Le président de General Electric a adressé hier un courrier à M. François Hollande, dont certains extraits ont été publiés dans la presse. Ce courrier, dont je me dois de rendre compte devant la représentation nationale, détaille les engagements de GE. En voici quelques extraits :
« Nous nous engageons à faire croître le nombre de nos emplois en France, particulièrement les emplois hautement qualifiés dans l’ingénierie, la production localisée en région.
« Nous nous engageons à implanter en France les sièges mondiaux, les activités réseau – le grid – hydrauliques, éolien offshore et turbines vapeur.
« Nous nous engageons à développer le site de Belfort – où sont déjà situées certaines de nos activités d’envergure mondiale – pour en faire le siège européen de l’activité énergie thermique de GE.

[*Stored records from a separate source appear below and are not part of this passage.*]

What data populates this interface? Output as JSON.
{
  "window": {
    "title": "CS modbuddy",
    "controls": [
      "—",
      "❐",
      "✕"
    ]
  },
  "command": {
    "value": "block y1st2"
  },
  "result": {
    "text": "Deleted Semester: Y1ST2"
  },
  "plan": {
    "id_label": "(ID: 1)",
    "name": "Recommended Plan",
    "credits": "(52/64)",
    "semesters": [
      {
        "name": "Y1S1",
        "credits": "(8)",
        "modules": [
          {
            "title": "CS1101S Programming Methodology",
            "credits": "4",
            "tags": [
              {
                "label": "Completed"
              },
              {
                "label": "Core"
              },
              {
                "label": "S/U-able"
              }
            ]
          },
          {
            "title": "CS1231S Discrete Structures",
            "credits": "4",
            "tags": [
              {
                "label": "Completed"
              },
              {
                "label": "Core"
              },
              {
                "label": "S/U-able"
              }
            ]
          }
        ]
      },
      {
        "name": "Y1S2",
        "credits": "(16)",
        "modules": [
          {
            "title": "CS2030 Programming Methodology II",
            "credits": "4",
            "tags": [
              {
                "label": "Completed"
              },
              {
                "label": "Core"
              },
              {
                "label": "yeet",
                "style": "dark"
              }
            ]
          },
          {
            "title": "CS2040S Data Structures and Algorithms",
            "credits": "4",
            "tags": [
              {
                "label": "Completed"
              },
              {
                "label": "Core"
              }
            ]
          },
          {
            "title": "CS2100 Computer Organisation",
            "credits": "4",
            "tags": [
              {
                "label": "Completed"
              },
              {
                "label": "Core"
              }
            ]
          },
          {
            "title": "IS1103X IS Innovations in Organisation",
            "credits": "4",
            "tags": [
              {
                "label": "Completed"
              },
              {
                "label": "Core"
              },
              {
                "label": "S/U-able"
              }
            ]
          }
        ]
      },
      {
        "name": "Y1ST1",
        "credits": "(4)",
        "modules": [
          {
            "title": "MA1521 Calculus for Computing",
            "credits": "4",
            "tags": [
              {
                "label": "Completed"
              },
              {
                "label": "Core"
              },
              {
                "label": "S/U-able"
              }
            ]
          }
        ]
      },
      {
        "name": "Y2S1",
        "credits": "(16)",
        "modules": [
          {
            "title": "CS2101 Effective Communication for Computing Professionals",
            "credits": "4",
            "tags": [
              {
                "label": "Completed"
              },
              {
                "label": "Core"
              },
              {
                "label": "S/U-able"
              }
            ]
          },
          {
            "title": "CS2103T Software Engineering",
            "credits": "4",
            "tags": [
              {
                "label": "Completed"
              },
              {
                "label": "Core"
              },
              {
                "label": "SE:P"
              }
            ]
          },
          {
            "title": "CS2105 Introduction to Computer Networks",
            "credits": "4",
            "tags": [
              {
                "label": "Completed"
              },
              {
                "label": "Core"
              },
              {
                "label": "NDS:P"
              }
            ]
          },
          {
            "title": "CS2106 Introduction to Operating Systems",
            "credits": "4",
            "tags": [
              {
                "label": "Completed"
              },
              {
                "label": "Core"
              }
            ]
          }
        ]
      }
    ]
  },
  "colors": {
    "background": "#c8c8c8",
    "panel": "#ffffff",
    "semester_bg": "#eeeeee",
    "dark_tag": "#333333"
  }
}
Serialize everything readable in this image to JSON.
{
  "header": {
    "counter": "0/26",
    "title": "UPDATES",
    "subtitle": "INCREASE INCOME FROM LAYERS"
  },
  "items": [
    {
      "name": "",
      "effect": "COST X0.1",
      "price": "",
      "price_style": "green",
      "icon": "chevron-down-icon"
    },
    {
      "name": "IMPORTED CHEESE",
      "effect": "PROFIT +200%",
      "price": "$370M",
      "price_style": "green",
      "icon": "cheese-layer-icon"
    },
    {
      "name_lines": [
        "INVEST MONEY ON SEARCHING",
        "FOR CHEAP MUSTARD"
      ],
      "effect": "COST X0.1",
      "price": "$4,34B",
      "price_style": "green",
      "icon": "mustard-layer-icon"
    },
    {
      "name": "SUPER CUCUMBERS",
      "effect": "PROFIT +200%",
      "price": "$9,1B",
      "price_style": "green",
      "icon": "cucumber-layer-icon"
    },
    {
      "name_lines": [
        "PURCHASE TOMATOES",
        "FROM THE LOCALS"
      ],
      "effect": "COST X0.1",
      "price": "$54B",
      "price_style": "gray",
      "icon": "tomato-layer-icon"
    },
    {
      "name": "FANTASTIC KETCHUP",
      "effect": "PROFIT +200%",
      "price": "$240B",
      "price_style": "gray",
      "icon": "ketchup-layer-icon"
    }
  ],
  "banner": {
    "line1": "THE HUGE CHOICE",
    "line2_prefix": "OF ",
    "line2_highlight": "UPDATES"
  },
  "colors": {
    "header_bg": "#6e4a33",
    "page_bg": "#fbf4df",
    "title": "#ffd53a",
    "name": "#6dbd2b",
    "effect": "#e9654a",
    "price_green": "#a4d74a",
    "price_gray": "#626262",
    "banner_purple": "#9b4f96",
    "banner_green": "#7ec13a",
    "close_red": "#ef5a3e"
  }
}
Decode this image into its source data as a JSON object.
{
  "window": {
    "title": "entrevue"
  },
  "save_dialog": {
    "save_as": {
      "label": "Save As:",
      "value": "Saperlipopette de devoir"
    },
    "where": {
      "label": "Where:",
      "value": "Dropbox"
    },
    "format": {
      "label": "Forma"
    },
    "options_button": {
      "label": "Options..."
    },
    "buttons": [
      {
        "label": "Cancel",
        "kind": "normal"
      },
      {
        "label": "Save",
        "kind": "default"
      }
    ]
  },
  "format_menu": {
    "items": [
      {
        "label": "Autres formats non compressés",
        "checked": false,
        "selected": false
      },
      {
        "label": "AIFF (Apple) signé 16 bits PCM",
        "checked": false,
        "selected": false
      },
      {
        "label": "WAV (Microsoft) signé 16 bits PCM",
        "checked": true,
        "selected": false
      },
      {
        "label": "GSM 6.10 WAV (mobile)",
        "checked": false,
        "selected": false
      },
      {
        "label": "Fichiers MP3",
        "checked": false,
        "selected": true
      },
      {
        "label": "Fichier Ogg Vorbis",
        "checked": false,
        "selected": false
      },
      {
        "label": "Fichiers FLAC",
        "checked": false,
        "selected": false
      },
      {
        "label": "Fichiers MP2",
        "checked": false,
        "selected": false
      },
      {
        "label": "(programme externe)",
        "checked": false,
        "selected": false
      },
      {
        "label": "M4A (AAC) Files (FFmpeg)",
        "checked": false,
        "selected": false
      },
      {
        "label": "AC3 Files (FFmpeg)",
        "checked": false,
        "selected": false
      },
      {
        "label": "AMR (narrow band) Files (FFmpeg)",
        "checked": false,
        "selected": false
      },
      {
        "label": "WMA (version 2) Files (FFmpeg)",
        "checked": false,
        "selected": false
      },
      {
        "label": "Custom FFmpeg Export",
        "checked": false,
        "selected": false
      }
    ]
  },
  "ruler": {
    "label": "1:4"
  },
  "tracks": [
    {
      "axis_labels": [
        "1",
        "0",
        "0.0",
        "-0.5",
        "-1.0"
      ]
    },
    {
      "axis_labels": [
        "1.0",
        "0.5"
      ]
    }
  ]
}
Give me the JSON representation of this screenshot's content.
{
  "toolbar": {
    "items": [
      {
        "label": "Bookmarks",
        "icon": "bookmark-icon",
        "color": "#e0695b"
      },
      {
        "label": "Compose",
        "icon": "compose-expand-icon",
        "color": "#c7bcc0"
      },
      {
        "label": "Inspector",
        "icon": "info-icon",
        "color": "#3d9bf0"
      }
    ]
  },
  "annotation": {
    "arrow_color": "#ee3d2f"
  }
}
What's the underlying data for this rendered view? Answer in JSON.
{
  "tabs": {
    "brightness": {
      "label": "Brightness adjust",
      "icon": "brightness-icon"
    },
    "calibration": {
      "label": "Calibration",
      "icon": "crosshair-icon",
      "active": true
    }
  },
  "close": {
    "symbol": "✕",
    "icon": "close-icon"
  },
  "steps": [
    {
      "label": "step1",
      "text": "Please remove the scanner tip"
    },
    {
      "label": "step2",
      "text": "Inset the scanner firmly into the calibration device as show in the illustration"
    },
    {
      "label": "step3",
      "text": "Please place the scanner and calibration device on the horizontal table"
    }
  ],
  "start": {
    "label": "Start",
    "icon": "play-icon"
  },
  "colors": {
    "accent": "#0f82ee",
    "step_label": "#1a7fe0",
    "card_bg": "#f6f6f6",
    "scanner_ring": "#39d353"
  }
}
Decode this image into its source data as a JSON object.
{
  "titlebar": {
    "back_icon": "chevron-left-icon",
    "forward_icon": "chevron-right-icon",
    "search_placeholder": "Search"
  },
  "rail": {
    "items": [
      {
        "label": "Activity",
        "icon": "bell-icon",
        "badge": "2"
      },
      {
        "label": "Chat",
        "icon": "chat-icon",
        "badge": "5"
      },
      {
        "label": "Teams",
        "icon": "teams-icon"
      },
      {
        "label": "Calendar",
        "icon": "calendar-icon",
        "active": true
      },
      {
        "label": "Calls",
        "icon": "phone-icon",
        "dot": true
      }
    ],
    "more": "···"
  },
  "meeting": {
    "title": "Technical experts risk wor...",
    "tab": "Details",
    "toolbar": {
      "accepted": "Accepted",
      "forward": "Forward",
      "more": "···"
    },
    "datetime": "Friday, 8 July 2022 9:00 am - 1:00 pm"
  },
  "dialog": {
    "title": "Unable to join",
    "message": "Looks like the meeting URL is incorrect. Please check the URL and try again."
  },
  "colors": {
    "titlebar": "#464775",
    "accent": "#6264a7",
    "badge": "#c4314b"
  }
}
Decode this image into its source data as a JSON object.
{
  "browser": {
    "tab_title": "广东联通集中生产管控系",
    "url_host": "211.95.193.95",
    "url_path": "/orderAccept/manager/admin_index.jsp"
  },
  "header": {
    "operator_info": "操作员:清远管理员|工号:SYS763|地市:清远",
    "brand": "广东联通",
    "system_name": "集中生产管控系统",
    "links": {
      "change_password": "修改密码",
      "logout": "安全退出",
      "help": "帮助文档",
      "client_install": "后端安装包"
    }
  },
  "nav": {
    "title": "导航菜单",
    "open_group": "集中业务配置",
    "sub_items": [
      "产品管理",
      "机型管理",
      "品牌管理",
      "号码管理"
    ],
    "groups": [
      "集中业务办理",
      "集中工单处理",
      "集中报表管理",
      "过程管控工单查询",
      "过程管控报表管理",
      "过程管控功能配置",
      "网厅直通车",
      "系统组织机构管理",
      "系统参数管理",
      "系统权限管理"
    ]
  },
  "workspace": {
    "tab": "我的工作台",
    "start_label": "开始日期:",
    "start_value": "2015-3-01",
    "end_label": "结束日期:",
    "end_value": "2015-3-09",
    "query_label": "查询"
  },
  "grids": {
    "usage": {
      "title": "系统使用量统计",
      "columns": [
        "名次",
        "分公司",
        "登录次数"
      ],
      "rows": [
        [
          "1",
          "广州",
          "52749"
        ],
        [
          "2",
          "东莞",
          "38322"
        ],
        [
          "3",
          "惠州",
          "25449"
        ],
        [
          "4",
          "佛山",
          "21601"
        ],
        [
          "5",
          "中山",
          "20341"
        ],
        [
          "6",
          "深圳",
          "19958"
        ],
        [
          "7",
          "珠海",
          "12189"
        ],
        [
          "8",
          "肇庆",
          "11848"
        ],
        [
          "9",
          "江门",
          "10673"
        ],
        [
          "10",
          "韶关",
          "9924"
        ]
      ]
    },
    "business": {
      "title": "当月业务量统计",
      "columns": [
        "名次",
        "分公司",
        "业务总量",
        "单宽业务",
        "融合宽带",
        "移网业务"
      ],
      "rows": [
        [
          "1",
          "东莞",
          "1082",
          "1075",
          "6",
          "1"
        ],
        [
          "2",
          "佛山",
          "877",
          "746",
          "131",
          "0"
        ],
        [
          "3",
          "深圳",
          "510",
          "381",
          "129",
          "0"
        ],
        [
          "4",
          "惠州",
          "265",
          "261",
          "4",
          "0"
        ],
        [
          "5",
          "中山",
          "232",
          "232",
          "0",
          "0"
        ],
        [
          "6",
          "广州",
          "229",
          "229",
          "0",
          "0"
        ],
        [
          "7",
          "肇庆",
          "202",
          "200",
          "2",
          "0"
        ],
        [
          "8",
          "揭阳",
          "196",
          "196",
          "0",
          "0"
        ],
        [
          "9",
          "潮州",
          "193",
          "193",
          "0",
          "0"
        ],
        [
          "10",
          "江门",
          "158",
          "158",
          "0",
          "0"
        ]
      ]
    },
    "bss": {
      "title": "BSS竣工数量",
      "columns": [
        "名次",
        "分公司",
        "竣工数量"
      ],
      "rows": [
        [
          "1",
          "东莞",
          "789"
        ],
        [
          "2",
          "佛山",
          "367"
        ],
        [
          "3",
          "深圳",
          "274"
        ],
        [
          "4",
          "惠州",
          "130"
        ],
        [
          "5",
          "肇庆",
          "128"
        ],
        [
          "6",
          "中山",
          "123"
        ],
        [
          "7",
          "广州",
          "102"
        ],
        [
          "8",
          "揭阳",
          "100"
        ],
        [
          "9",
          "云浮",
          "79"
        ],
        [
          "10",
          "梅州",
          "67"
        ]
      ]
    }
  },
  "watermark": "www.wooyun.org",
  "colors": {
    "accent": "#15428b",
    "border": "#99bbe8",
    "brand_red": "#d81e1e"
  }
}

« Nous nous engageons à implanter en France nos activités mondiales dans le secteur de l’éolien offshore et à honorer les engagements industriels et en termes d’emplois déjà pris par Alstom à Cherbourg et à Saint-Nazaire » – il s’agit des champs d’éoliennes offshore, en mer, et des usines qu’Alstom construit dans ces deux secteurs.
« Nous nous engageons à développer notre centre d’excellence sur les machines rotatives à Nancy, GE Power conversion.
« Nous nous engageons à accroître nos investissements dans le Centre technologique de Grenoble, spécialisé dans la R&D et l’ingénierie hydroélectrique.
« Nous avons entendu votre volonté de tenir compte du caractère souverain de l’industrie nucléaire. Nous sommes résolus à collaborer avec l’État, Areva et EDF afin de protéger ce secteur et de préserver ses exportations. Nous avons d’ailleurs su depuis longtemps être un fournisseur fiable pour ces deux entreprises comme pour l’État dans des secteurs stratégiques.
« Compte tenu de l’importance de l’activité hydroélectrique pour la France et de notre choix d’implanter son siège mondial sur le sol français, nous sommes prêts à accueillir des investisseurs français au capital de cette activité. Notre appel n’a été entendu pour constituer une joint venture que dans le secteur de l’activité hydroélectrique ». Je précise que l’activité hydroélectrique est un secteur très profitable dont Alstom possède 25 % des parts de marché. Nous disposons là d’une technologie extraordinaire dont nous sommes très fiers. Nos amis américains ont bien compris qu’il y avait là un petit problème…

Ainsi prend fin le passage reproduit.